The Sunday before I return to work, I go for a walk in Østmarka. I take the Metro from Veitvet to Tøyen and change there and go to Bogerud and walk into the woods from Rustadsaga. It’s cold, the air is crisp and clear and dead leaves lie in golden heaps along the hiking trail. My body still feels sore, but it’s working again, and I push the pace until the muscles tell me it’s enough. It is good to breathe after many days indoors. I have changed the large plaster for a smaller one, so I don’t have a snub nose any more. The swelling has gone down, and apart from a few yellowish-blue marks and the plaster, my face looks almost normal. I have a cigarette in my pocket. I am going to smoke it when I’m halfway. I don’t meet anyone that I know. People from Veitvet trek in Lillomarka.

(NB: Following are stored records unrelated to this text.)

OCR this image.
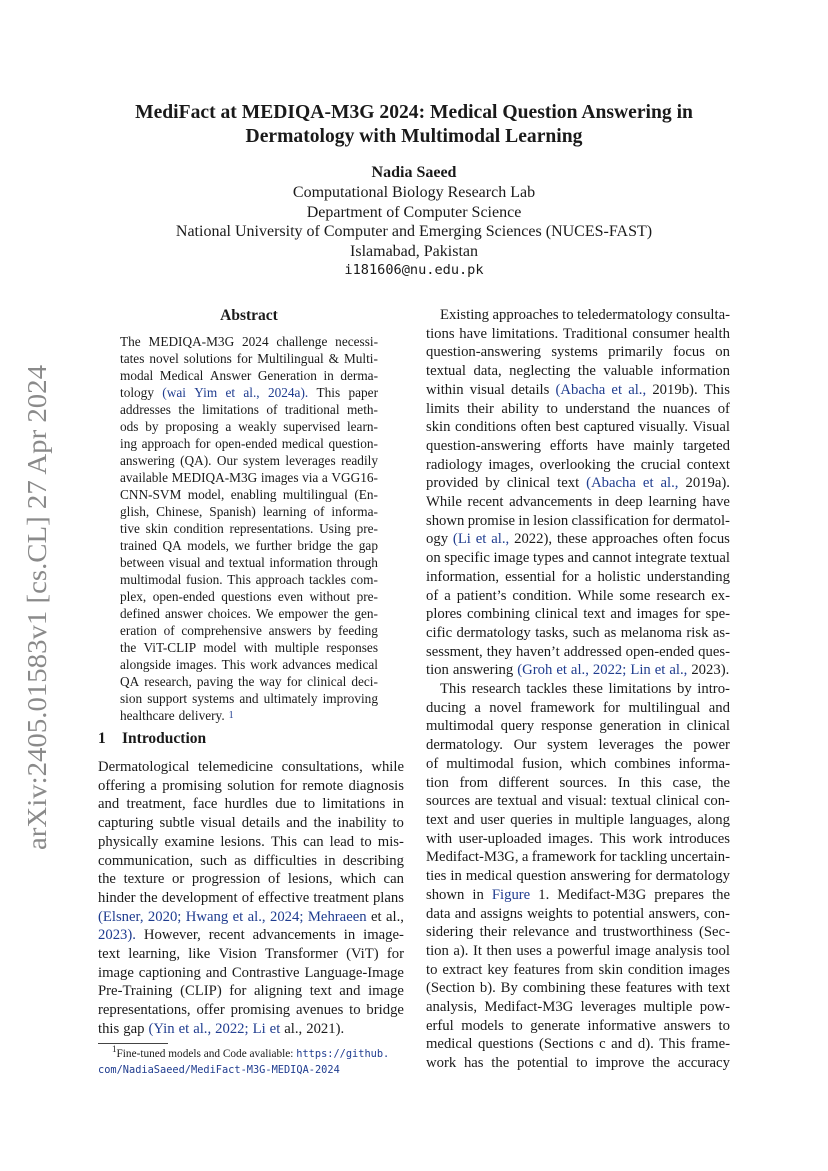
arXiv:2405.01583v1 [cs.CL] 27 Apr 2024
MediFact at MEDIQA-M3G 2024: Medical Question Answering in
Dermatology with Multimodal Learning
Nadia Saeed
Computational Biology Research Lab
Department of Computer Science
National University of Computer and Emerging Sciences (NUCES-FAST)
Islamabad, Pakistan
i181606@nu.edu.pk
Abstract
The MEDIQA-M3G 2024 challenge necessi-
tates novel solutions for Multilingual & Multi-
modal Medical Answer Generation in derma-
tology (wai Yim et al., 2024a). This paper
addresses the limitations of traditional meth-
ods by proposing a weakly supervised learn-
ing approach for open-ended medical question-
answering (QA). Our system leverages readily
available MEDIQA-M3G images via a VGG16-
CNN-SVM model, enabling multilingual (En-
glish, Chinese, Spanish) learning of informa-
tive skin condition representations. Using pre-
trained QA models, we further bridge the gap
between visual and textual information through
multimodal fusion. This approach tackles com-
plex, open-ended questions even without pre-
defined answer choices. We empower the gen-
eration of comprehensive answers by feeding
the ViT-CLIP model with multiple responses
alongside images. This work advances medical
QA research, paving the way for clinical deci-
sion support systems and ultimately improving
healthcare delivery. 1
1 Introduction
Dermatological telemedicine consultations, while
offering a promising solution for remote diagnosis
and treatment, face hurdles due to limitations in
capturing subtle visual details and the inability to
physically examine lesions. This can lead to mis-
communication, such as difficulties in describing
the texture or progression of lesions, which can
hinder the development of effective treatment plans
(Elsner, 2020; Hwang et al., 2024; Mehraeen et al.,
2023). However, recent advancements in image-
text learning, like Vision Transformer (ViT) for
image captioning and Contrastive Language-Image
Pre-Training (CLIP) for aligning text and image
representations, offer promising avenues to bridge
this gap (Yin et al., 2022; Li et al., 2021).
$^1$Fine-tuned models and Code avaliable: https://github.
com/NadiaSaeed/MediFact-M3G-MEDIQA-2024
Existing approaches to teledermatology consulta-
tions have limitations. Traditional consumer health
question-answering systems primarily focus on
textual data, neglecting the valuable information
within visual details (Abacha et al., 2019b). This
limits their ability to understand the nuances of
skin conditions often best captured visually. Visual
question-answering efforts have mainly targeted
radiology images, overlooking the crucial context
provided by clinical text (Abacha et al., 2019a).
While recent advancements in deep learning have
shown promise in lesion classification for dermatol-
ogy (Li et al., 2022), these approaches often focus
on specific image types and cannot integrate textual
information, essential for a holistic understanding
of a patient’s condition. While some research ex-
plores combining clinical text and images for spe-
cific dermatology tasks, such as melanoma risk as-
sessment, they haven’t addressed open-ended ques-
tion answering (Groh et al., 2022; Lin et al., 2023).
This research tackles these limitations by intro-
ducing a novel framework for multilingual and
multimodal query response generation in clinical
dermatology. Our system leverages the power
of multimodal fusion, which combines informa-
tion from different sources. In this case, the
sources are textual and visual: textual clinical con-
text and user queries in multiple languages, along
with user-uploaded images. This work introduces
Medifact-M3G, a framework for tackling uncertain-
ties in medical question answering for dermatology
shown in Figure 1. Medifact-M3G prepares the
data and assigns weights to potential answers, con-
sidering their relevance and trustworthiness (Sec-
tion a). It then uses a powerful image analysis tool
to extract key features from skin condition images
(Section b). By combining these features with text
analysis, Medifact-M3G leverages multiple pow-
erful models to generate informative answers to
medical questions (Sections c and d). This frame-
work has the potential to improve the accuracy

And I don’t see any animals, but long Lake Elvåga is glittering in the sunshine. About halfway, I stop and slide down and sit on the slope by the bank. It is fine and open here, and the trees are naked. I take out the roll-up and a little notebook I like to think is similar to the one that Hemingway used in the Twenties in his Paris book A Moveable Feast. I light the cigarette and try to do what he did: write one true sentence. I try several, but they don’t amount to any more than what Arvid calls purple prose. I give it another go, and try to get down on paper the expression on Dole’s face when I dragged him by the leg across the floor of Geir’s bar. It’s better, but not very good. I leave it for the day and put the notebook back in my jacket pocket and clamber up to the path. I go north along the lake to Elvågaseter restaurant. I order a coffee and sit by the window. I let the coffee cool for a few minutes. I speak to no one. Then it’s the last stretch, up past Vallerud to Gamleveien. There is a bus stop there. I have to wait for half an hour, but that’s fine with me.
The bus is nearly empty, just an elderly man with a rucksack sitting at the very front talking to the driver. I sit at the back as I always do, thinking that for one and a half weeks I haven’t spoken to anyone except my mother.